If you read this blog on a regular basis or perhaps know me personally, you know I struggle with insecurity. I think all writers do. We worry our stories don’t make sense or they’re boring and no one will read them. Last night, I was given a brief respite from my self-doubt.
I was sitting in the back of the room at my local writer’s guild monthly meeting when I received notice of a review that had posted to GoodReads. I’ll be honest, I was a teeny bit bored, so I opened the email. After I finished reading, it was all I could do to not openly sob, so I sniffled and snuffled and discreetly wiped away my tears. Here is what I read:
“I did a pre-publishing beta read of Annette Drake’s Bone Girl a few weeks before its recent launch March 1st. I was a little nervous about it since the book description and the age of the protagonist made me think of it as a book for middle school kids. It’s been years since I was in middle school. In fact, it’s been years since my kids were in middle school. Would I still be able to relate to it?
But I’d been happily reading a range of styles and genres since joining Goodreads. I’d enjoyed Ms Drake’s Celebration House despite not being a paranormal romance aficionada. (Quite frankly, I had no idea there was a genre called that before joining GR reading groups.) And so, I began Bone Girl with an open mind and was soon caught up in the story.
Josie was a very sympathetic and believable character and her father was a good-hearted long-suffering Atticus Finch type fellow who nearly broke my heart.
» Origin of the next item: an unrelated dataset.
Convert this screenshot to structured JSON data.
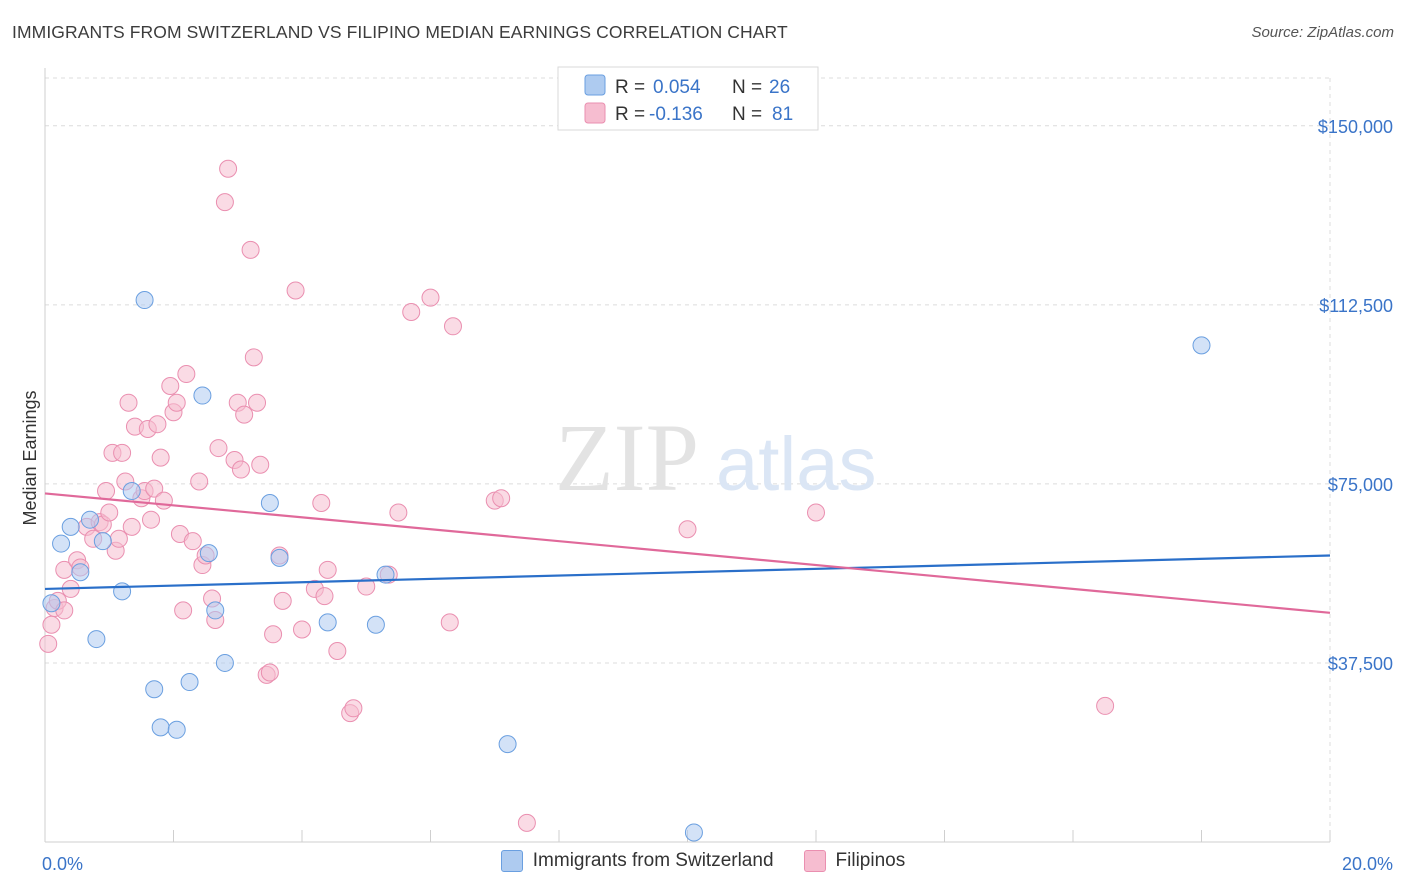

Throughout the story, he quietly and stoically did what he thought was right without complaining or making a big deal out of it. (Can you guess he was my favorite character?) He reminded me of my own dad, and toward the end I wanted to shout for him to stop and let us help him. Let us hold some of that world that’s been weighing on your shoulders far too long.
And so, I liked the book despite my age. Maybe it’s because the story was a nice balance between real world challenges and a little hopeful idealism in which you just knew that somehow, some way, things had to turn out right. Or maybe it’s because Ms. Drake simply knows how to tell a good story. By the time I was done, I wanted to learn to play the trombone and be a bone girl too. I wanted to live on a horse farm.
Give Bone Girl a try, whether you’re in middle school or decades past it.”
All I can say is thank you, P.J. Thank you.